Mr. drs. Johan de Wit is onze voorganger. Hij is in Leiden en in Kampen opgeleid tot jurist en theoloog. Naar eigen zeggen heeft hij zijn theologische studie ervaren als een heel uitgebreide cursus algemene ontwikkeling.
De verbeelding waartoe de menselijke geest in staat is, blijft hem verwonderen en vanuit die verwondering spoort hij ons aan tot zelfonderzoek.
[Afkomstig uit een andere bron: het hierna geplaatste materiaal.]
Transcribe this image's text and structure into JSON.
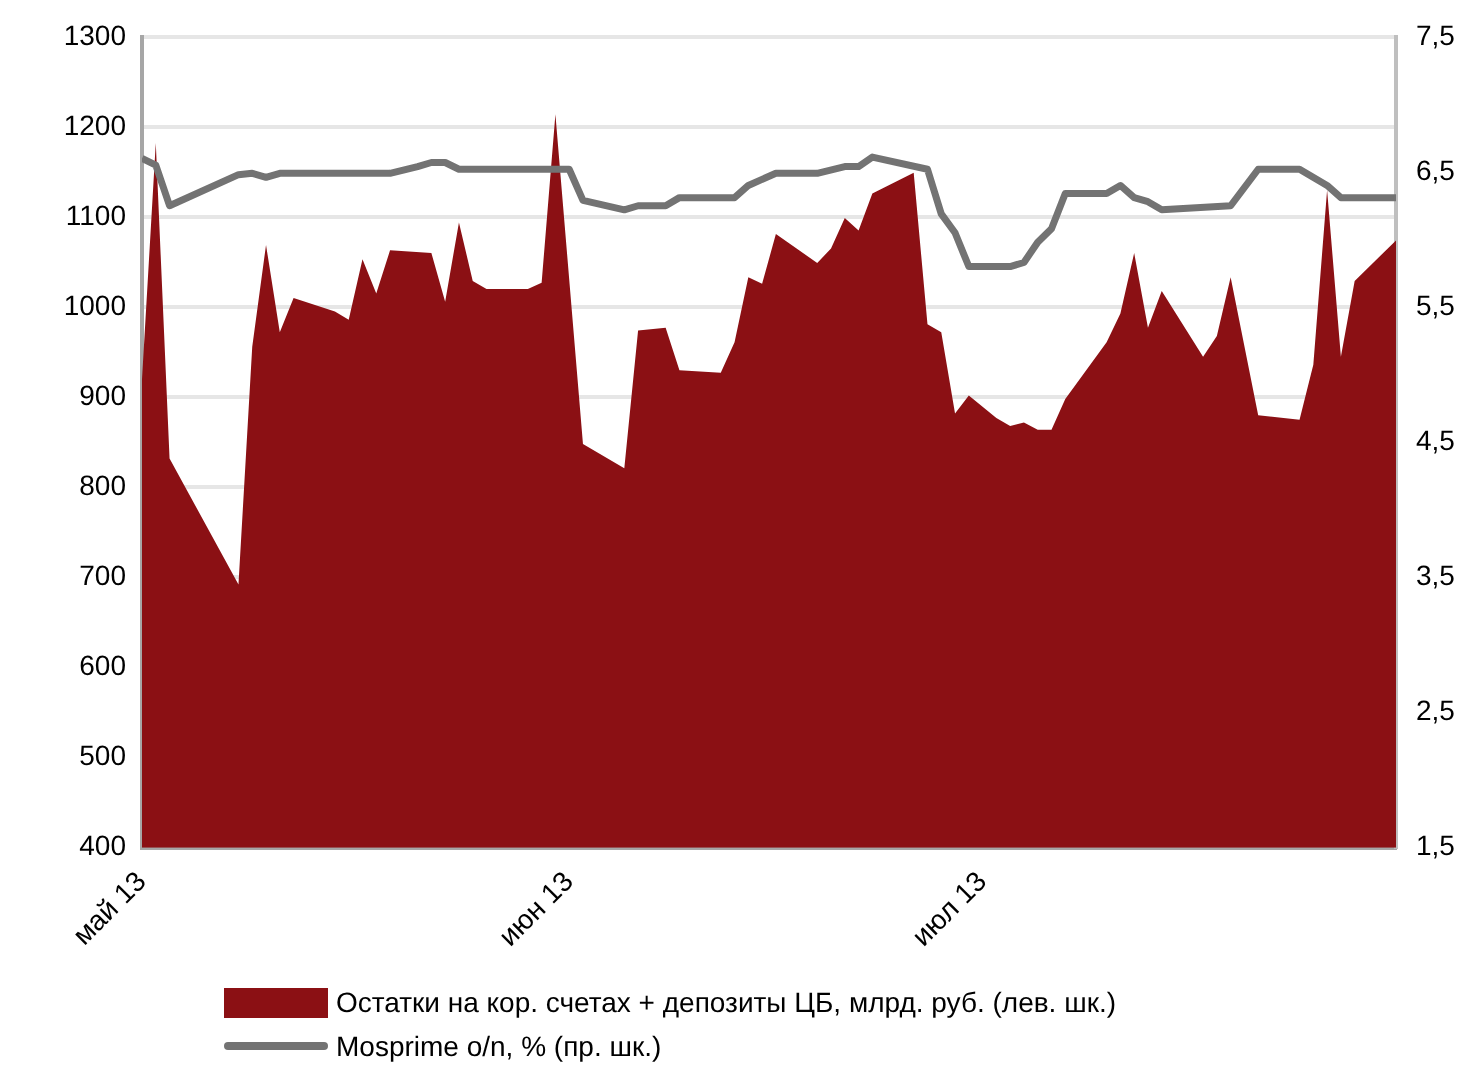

Alles begint en eindigt bij het kennen van jezelf en wat ons is overgeleverd uit de oude boeken en met name de leringen en uitspraken van Jezus helpen ons daarbij. Door het filter van de man uit Nazareth kunnen wij de wereld anders zien dan wij gewend zijn en dat is, aldus Johan de Wit, het grote geheim van religieus zijn.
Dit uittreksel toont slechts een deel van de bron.